When the Code Is the Document
Prakash Rengarajan
16 Jun, 2026
5 min read
Every enterprise software project carries two descriptions of itself. There is the specification, which says what the system was meant to do, and there is the code, which says what it actually does. From the first sprint, the two begin to drift. A rule changes under deadline, the document does not. By year two the diagram on the wall is a historical artifact, and the only reliable answer to "what does this process do" is to read the source and ask the one engineer who remembers.
Ontoz removes the gap by removing the second document. In Ontologica, the language at the core of the platform, the process logic is written in business terms, and that logic is the documentation. There is no separate spec to fall out of sync, because the artifact that runs is the artifact that describes.
A statement you can read out loud
Every workflow statement in Ontologica binds five elements:
within [activity] Credit Evaluation as [role] Credit Manager perform [action] Approve Loan in [task] Final Approval on [entities] Loan Application #12345
Read it back and it is already a sentence: a Credit Manager approves a loan during final approval. A business analyst can verify it, an auditor can read it, and the engine executes that exact statement. The same text is the requirement, the implementation, and the record.
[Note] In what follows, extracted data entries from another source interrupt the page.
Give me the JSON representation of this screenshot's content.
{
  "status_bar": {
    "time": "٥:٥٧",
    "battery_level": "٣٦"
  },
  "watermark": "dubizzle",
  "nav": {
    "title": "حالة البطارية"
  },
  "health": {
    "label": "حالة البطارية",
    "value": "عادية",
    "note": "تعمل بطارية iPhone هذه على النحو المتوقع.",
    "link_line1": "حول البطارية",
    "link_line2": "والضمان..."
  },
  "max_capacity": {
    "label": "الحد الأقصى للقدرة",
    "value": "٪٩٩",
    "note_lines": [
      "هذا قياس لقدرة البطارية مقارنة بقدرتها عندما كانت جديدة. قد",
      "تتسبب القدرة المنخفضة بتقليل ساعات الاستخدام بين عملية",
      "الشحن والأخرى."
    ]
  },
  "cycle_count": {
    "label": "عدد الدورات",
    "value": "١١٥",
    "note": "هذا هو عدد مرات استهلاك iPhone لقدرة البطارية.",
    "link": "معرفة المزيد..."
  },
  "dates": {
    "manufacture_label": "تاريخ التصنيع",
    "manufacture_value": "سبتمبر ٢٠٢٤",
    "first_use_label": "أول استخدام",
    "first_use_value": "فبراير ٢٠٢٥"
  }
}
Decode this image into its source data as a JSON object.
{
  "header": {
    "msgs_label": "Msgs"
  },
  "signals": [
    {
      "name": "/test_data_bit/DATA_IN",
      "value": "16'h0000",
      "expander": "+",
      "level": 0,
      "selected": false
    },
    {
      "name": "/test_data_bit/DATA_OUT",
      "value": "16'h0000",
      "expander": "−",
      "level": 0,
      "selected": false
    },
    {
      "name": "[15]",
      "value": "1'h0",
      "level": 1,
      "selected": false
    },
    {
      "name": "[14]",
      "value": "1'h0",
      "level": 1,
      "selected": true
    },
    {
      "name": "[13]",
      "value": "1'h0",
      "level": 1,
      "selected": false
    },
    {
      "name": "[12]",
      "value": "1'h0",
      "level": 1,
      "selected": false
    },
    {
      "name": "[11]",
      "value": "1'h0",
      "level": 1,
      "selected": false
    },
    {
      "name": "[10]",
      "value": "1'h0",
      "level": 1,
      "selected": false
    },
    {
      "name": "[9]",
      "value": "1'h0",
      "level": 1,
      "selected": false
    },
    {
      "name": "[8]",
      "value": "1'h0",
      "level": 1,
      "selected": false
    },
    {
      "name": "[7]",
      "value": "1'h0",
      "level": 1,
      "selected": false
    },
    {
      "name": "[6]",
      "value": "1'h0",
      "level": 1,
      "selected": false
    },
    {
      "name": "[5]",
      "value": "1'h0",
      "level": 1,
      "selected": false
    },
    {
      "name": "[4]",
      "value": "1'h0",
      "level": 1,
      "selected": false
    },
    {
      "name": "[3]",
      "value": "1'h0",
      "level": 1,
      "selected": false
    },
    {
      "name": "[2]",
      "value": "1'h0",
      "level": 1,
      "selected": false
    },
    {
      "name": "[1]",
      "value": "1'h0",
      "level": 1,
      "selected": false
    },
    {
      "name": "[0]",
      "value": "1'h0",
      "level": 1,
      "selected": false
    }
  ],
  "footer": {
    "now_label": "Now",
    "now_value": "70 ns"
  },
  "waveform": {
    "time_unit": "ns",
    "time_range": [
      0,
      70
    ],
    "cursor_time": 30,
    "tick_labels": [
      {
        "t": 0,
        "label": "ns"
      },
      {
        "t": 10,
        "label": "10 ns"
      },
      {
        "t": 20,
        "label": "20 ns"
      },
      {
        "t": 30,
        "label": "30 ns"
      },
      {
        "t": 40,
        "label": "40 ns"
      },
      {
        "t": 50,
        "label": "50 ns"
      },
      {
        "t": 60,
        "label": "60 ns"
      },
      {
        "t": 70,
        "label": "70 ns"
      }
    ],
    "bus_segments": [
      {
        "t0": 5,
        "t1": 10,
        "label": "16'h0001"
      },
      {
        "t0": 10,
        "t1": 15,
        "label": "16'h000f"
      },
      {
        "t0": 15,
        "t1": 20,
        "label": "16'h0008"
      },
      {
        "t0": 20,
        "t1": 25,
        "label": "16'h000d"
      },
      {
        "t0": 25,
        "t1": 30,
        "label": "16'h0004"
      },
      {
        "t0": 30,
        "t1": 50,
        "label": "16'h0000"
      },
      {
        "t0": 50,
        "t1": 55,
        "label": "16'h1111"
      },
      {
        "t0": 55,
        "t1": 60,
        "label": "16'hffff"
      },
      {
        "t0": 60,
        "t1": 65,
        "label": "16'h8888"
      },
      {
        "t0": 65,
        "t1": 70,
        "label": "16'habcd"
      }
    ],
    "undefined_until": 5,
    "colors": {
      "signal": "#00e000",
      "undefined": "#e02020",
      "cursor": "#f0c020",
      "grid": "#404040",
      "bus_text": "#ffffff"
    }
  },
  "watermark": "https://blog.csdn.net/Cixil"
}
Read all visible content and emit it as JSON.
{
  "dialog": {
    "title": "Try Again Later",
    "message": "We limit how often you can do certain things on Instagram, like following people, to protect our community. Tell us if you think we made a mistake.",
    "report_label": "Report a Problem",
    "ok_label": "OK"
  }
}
Why intent has to travel with the code
The reason most documentation rots is that intent lives in a different place from execution. The "why" sits in a wiki page; the "how" sits scattered across application layers. Ontologica's argument, set out in its case for open domain languages, is that in an AI era where most code can be generated cheaply, the enterprise ontology is the real intellectual property. So relationships, validations, security annotations, and intent are captured as code and travel with the data, rather than being reconstructed after the fact.
That is what makes the logic self-documenting. The reason behind an action is recorded alongside the action, which is also what lets an auditor or an AI agent explain a decision without guessing.
The payoff
When the code is the document, three things stop being a problem. Onboarding gets faster, because a new engineer reads the logic instead of an out-of-date wiki. Audit gets cheaper, because the system already describes itself in reviewable terms. And AI gets safer, because agents operate on structured, governed context rather than a free-text prompt that hopes the documentation was current.
The test of any process model is whether you can still trust it after a year of change. The surest way to keep documentation honest is to make the running system the document.